Solomon Islands plans to ban 'The Da Vinci Code'

Honiara, Solomon Islands - Hollywood blockbuster "The Da Vinci Code" will be banned in the Solomon Islands, despite the troubled archipelago having no cinemas, local media reported.

The film, which questions key aspects of Jesus Christ's life, undermines the worship of Christianity, Prime Minister Manasseh Sogavare told state-run radio Tuesday.

Christianity is the dominant religion in the Melanesian country, with a 1999 census recording 97.1 per cent of the 500,000 population as Christians.

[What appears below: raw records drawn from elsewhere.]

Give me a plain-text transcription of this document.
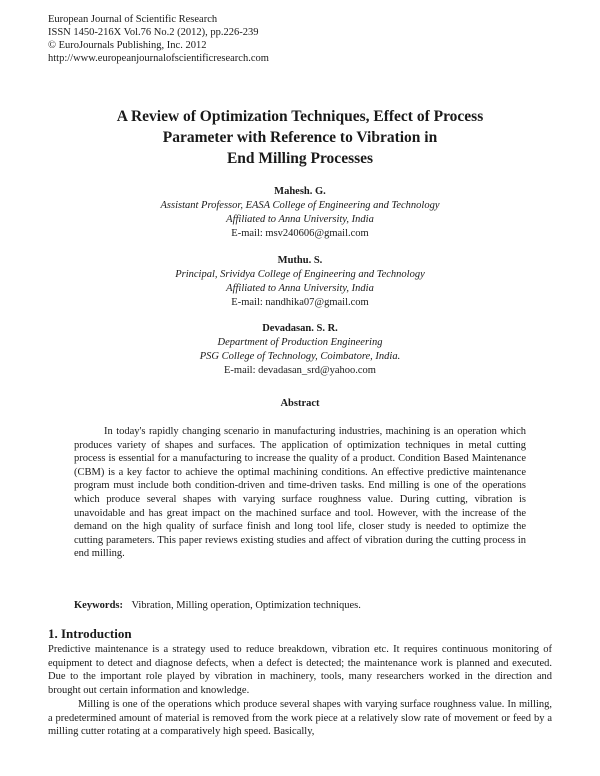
European Journal of Scientific Research
ISSN 1450-216X Vol.76 No.2 (2012), pp.226-239
© EuroJournals Publishing, Inc. 2012
http://www.europeanjournalofscientificresearch.com
A Review of Optimization Techniques, Effect of Process
Parameter with Reference to Vibration in
End Milling Processes
Mahesh. G.
Assistant Professor, EASA College of Engineering and Technology
Affiliated to Anna University, India
E-mail: msv240606@gmail.com
Muthu. S.
Principal, Srividya College of Engineering and Technology
Affiliated to Anna University, India
E-mail: nandhika07@gmail.com
Devadasan. S. R.
Department of Production Engineering
PSG College of Technology, Coimbatore, India.
E-mail: devadasan_srd@yahoo.com
Abstract
In today's rapidly changing scenario in manufacturing industries, machining is an operation which produces variety of shapes and surfaces. The application of optimization techniques in metal cutting process is essential for a manufacturing to increase the quality of a product. Condition Based Maintenance (CBM) is a key factor to achieve the optimal machining conditions. An effective predictive maintenance program must include both condition-driven and time-driven tasks. End milling is one of the operations which produce several shapes with varying surface roughness value. During cutting, vibration is unavoidable and has great impact on the machined surface and tool. However, with the increase of the demand on the high quality of surface finish and long tool life, closer study is needed to optimize the cutting parameters. This paper reviews existing studies and affect of vibration during the cutting process in end milling.
Keywords: Vibration, Milling operation, Optimization techniques.
1. Introduction
Predictive maintenance is a strategy used to reduce breakdown, vibration etc. It requires continuous monitoring of equipment to detect and diagnose defects, when a defect is detected; the maintenance work is planned and executed. Due to the important role played by vibration in machinery, tools, many researchers worked in the direction and brought out certain information and knowledge.
Milling is one of the operations which produce several shapes with varying surface roughness value. In milling, a predetermined amount of material is removed from the work piece at a relatively slow rate of movement or feed by a milling cutter rotating at a comparatively high speed. Basically,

Sogavare said he would seek to have the movie banned because its content worked to destroy the moral fabric of Christian society.

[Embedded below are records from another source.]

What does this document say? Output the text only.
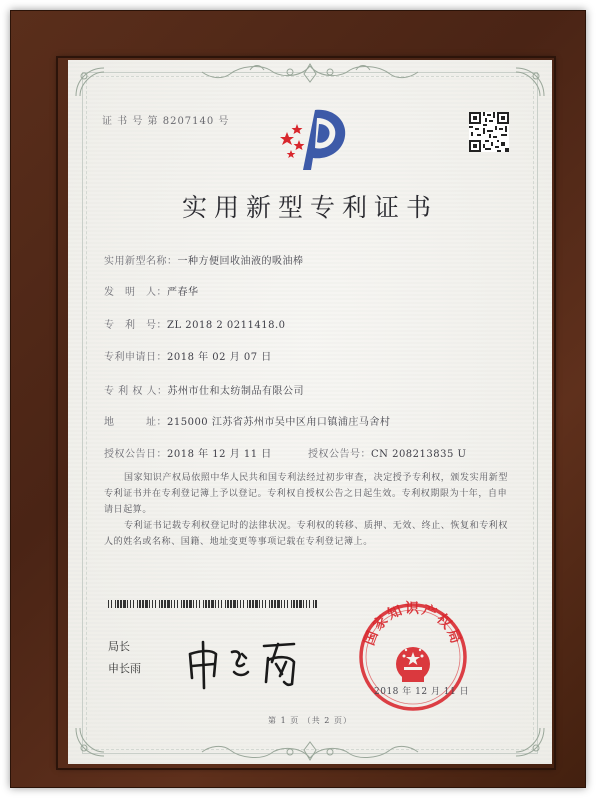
证 书 号 第 8207140 号
实用新型专利证书
实用新型名称：一种方便回收油液的吸油棒
发　明　人：严春华
专　利　号：ZL 2018 2 0211418.0
专利申请日：2018 年 02 月 07 日
专 利 权 人：苏州市仕和太纺制品有限公司
地　　　址：215000 江苏省苏州市吴中区甪口镇浦庄马舍村
授权公告日：2018 年 12 月 11 日	授权公告号：CN 208213835 U
国家知识产权局依照中华人民共和国专利法经过初步审查，决定授予专利权，颁发实用新型专利证书并在专利登记簿上予以登记。专利权自授权公告之日起生效。专利权期限为十年，自申请日起算。
专利证书记载专利权登记时的法律状况。专利权的转移、质押、无效、终止、恢复和专利权人的姓名或名称、国籍、地址变更等事项记载在专利登记簿上。
局长
申长雨
国家知识产权局
2018 年 12 月 11 日
第 1 页 （共 2 页）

"As a Christian nation, Solomon Islanders would take offence at the content of the film," Sogavare said.

But enforcing the ban will be difficult with the Solomon Islands having no active censorship body or cinemas.

The best-selling novel by Dan Brown about a conspiracy by the Catholic Church to hide the supposed marriage of Jesus Christ and Mary Magdalene, has sparked furious protests around the world.

The majority of movies viewed in the country are pirated DVDs from Asia.

Another South Pacific country, Samoa, has also banned the film after church leaders complained to the country's censorship board.